Tuesday, September 16, 2014

Students start school with supplies from CIS

At the beginning of the school year, CIS of Coweta County received donations of school supplies from Walmart as well as individuals, and the donations have already made a difference for some students.

East Coweta Site Coordinator Denise Buchanan has helped several students with supplies, and she was able to fill a backpack for one student whose parent had just changed jobs and didn't yet have the funds for basic school supplies. Thanks to CIS, the student received a backpack filled with everything needed for a successful start to school.

"Things like that remind you that even here in Coweta County, some people struggle with poverty," Buchanan said.

Friday, September 12, 2014

How to help parents get involved in education

Communities In Schools of Georgia suggests several ways to help a reluctant parent get more involved in their child's education:

 -- Read one chapter of a book to your child.

 -- Play a board game as a family.

 -- Help your child write a letter to a family member or friend.

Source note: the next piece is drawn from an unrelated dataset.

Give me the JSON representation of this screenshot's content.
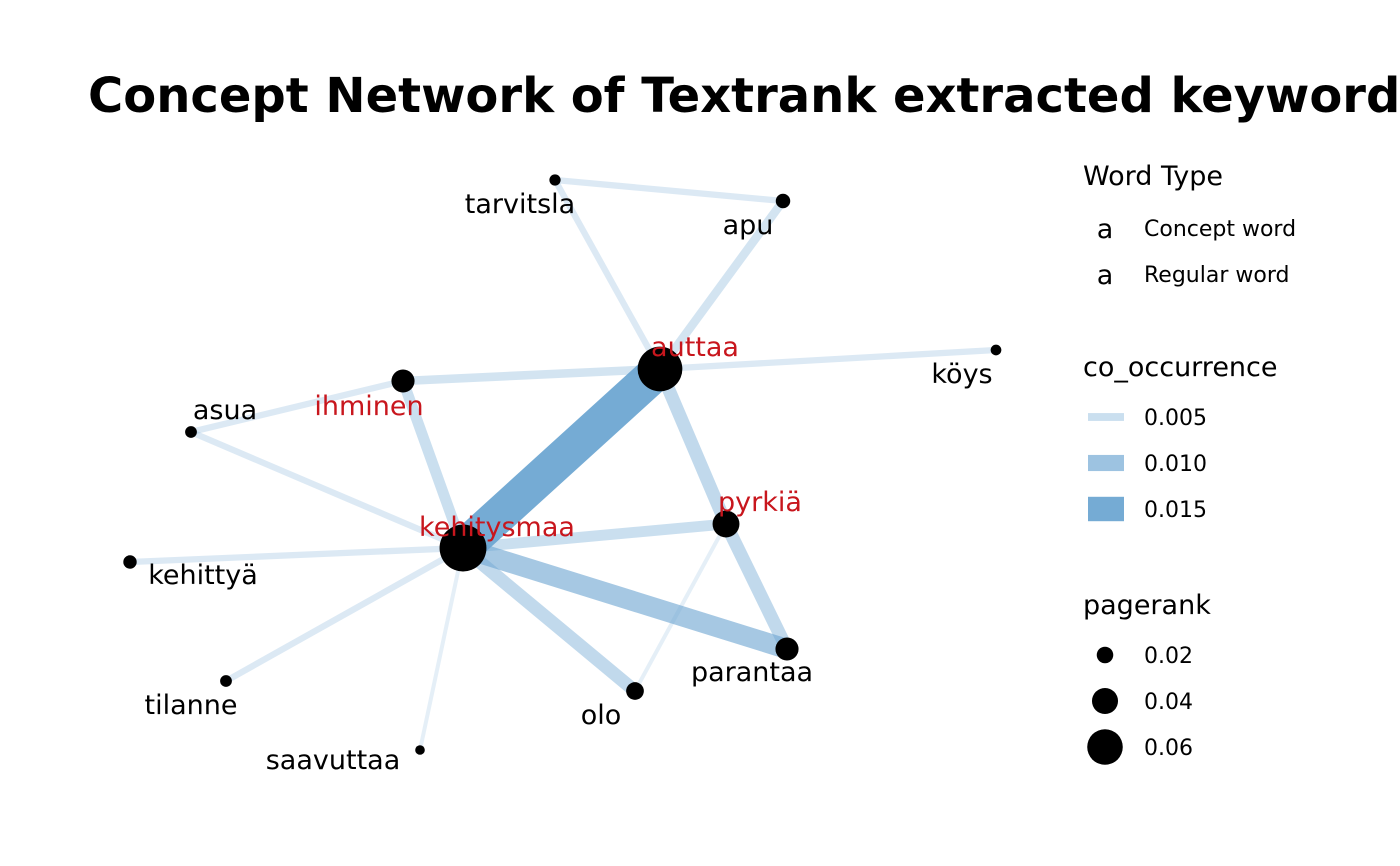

 For more simple ideas to help encourage parent involvement, check out this tip sheet from CIS of Georgia here!

Tuesday, September 9, 2014

CIS of Georgia releases Spring 2014 report

If you want to know what Communities In Schools of Georgia is accomplishing, be sure to check out the Communities In Schools Spring 2014 report. This report shares the accomplishments of CIS of Georgia during the 2012-2013 school year and includes data on promotions, graduations, improved performance and how the success stories happened. Some of the findings:

 • Communities In Schools of Georgia is serving more than 135,710 students at 227 school and community-based sites.

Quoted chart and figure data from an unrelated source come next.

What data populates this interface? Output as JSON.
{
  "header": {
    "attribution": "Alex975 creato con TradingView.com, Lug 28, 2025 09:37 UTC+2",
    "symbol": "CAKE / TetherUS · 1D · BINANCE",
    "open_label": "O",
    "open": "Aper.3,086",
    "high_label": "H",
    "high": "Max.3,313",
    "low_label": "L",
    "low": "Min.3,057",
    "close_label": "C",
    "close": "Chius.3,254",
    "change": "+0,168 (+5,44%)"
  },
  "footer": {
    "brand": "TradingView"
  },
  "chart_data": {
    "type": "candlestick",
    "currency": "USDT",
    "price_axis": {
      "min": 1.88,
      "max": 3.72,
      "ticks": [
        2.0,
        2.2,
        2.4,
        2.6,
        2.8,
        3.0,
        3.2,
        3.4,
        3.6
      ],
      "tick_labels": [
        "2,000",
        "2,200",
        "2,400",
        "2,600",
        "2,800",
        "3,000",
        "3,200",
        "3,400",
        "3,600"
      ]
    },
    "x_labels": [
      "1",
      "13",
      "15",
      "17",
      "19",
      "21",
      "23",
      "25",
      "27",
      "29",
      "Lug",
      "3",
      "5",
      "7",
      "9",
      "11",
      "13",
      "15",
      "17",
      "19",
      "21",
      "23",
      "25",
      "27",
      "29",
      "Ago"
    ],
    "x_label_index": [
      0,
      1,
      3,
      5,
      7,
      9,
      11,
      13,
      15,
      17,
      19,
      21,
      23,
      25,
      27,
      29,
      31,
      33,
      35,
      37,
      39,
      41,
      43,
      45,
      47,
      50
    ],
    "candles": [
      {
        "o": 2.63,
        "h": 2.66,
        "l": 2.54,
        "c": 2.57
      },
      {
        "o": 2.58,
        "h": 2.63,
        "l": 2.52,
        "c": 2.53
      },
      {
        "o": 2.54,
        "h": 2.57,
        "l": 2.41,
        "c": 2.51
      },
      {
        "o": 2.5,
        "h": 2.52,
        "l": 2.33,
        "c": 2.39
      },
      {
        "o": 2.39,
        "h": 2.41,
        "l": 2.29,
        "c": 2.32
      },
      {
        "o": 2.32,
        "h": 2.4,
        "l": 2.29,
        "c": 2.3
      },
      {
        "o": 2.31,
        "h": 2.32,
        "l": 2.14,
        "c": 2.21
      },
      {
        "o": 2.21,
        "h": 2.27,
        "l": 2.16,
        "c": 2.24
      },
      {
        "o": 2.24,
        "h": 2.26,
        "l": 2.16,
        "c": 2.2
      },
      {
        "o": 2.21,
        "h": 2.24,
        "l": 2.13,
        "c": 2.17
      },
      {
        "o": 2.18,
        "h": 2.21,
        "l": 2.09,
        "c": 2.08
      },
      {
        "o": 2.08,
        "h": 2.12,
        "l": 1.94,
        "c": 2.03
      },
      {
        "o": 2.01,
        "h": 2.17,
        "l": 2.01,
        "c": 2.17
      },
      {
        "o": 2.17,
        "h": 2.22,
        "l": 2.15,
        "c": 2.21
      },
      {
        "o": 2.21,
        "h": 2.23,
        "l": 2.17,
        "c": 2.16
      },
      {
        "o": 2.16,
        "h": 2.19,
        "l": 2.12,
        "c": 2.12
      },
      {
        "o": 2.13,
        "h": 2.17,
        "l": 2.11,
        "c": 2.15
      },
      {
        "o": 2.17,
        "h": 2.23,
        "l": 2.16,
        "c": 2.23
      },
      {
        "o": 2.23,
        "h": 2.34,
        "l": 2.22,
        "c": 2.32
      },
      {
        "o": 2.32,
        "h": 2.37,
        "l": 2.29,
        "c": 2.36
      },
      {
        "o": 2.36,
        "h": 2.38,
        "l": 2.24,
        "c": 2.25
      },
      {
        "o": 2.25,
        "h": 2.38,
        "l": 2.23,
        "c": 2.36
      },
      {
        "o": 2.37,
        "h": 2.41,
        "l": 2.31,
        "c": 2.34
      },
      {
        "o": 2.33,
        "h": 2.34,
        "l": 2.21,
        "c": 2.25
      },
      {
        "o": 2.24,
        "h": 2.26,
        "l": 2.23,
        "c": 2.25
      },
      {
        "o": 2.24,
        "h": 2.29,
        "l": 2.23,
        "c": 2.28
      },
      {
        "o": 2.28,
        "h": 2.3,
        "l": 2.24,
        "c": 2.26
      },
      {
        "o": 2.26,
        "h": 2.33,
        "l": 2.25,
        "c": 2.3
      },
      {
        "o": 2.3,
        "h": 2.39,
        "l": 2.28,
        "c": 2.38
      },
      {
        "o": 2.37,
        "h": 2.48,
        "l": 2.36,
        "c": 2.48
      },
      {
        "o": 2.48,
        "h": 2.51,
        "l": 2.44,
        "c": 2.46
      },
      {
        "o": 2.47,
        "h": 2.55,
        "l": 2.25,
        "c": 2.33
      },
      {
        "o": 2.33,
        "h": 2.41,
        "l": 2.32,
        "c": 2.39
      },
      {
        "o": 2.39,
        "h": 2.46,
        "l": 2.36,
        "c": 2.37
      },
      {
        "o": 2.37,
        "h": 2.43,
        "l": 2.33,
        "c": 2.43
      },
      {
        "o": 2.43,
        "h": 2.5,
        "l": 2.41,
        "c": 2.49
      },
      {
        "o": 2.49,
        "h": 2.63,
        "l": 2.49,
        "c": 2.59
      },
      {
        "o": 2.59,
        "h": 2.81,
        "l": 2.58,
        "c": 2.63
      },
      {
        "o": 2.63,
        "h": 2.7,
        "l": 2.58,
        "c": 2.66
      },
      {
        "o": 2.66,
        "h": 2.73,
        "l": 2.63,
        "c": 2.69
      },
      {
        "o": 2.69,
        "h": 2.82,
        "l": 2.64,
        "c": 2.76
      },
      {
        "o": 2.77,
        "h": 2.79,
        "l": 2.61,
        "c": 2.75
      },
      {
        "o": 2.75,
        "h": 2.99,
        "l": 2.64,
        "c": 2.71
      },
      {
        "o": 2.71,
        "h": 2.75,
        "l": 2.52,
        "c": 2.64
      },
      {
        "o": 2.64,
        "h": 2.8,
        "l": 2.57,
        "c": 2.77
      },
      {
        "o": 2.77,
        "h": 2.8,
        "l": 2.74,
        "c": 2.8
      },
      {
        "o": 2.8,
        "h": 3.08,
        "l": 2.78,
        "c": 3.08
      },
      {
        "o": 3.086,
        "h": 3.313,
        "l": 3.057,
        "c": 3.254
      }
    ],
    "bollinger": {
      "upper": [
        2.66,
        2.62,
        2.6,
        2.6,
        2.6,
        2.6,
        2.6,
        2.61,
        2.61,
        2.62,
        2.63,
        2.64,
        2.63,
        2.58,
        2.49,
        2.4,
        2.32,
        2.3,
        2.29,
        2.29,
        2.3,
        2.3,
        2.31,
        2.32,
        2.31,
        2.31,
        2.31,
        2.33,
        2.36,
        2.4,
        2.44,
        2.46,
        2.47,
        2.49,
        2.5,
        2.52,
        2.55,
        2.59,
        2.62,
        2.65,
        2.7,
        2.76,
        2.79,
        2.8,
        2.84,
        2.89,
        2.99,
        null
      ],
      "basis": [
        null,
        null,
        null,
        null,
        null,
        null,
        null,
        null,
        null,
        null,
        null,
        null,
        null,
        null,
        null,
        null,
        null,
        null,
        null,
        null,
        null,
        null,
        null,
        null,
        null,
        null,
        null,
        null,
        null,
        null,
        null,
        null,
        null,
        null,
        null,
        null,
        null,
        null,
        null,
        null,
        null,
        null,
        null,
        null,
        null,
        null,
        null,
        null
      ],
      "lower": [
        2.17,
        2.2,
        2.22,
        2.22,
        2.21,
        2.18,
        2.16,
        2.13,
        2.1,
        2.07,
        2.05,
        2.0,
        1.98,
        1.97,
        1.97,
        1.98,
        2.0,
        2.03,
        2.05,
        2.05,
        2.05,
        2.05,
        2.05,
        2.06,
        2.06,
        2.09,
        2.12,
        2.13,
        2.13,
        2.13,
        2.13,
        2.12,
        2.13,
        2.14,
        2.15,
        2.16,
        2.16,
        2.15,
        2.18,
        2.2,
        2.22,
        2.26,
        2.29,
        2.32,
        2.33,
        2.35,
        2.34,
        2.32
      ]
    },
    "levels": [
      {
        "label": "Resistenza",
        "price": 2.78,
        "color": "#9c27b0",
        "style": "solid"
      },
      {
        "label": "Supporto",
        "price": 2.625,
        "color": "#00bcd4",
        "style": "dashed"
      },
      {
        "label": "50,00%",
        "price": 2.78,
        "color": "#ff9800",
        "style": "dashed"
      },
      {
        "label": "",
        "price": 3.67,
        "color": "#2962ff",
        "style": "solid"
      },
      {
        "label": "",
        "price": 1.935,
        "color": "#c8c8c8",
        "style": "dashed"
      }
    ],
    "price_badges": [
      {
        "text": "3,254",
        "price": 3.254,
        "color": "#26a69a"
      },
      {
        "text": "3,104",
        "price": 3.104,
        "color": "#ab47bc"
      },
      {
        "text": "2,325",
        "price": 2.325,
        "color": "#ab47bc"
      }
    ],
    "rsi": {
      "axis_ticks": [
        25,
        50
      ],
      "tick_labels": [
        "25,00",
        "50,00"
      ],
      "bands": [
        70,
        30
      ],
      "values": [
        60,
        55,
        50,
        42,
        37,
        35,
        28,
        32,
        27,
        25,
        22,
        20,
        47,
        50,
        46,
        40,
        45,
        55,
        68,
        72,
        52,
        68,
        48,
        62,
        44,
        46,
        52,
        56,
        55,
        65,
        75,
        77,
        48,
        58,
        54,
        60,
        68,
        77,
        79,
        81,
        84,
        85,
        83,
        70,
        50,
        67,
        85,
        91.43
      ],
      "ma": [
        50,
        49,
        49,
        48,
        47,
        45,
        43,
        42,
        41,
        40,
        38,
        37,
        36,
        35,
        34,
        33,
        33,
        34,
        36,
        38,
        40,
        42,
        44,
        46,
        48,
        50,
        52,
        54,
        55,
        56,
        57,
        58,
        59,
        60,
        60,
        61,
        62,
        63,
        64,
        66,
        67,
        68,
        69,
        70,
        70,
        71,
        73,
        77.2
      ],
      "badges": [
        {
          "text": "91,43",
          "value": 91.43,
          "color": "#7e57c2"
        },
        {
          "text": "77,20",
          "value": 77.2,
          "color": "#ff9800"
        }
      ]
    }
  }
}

 • 77 elementary schools, 67 middle schools and 69 high schools were served.

 • 97 percent of the students in grades K-11 who received targeted and sustained services (and for whom data were available) were promoted to the next grade.

 • Communities In Schools is the only dropout prevention organization proven to both lower dropout rates and increase graduation rates. To read the full report and learn more, click here.

Wednesday, September 3, 2014

Buddy Curry visits East Coweta to support CIS

Former college football All American and Atlanta Falcons All Pro linebacker Buddy Curry spoke to the ninth grade class at East Coweta High on Aug. 28, 2014. Curry appeared in support of CIS of Coweta County and is shown here with East Coweta Site Coordinator Denise Buchanan, at left, and Executive Director Gina Weathersby, right.

Curry is one of the founders of Kids & Pros, a non-profit character-based youth sports organization that engages retired NFL Players to teach football fundamental skills and character lessons to young people. Curry was introduced by Steve Allen, EC Vice-Principal for the 9th grade, shown here. Addressing close to 900 members of the EC class of 2018, Curry told of his troubled beginning in sports, and how he achieved athletic stardom through hard work and by learning the value of listening to good teachers, coaches and role models.

He said he considered giving up sports when times were tough, but stuck it out because “I wanted to have options. I knew if I stuck it out football was still an option. And we all want to have options.” Curry said the best lesson he learned in sports — and in life — is “don’t quit. Whether it’s your marriage, your family or your career, anything worth having requires a struggle.”

Curry told the students to figure out what they needed to do to be successful, and do it. He reminded the students that they would wind up being like the people they associated with and said, “Don’t hang around people who can’t help you be a success.”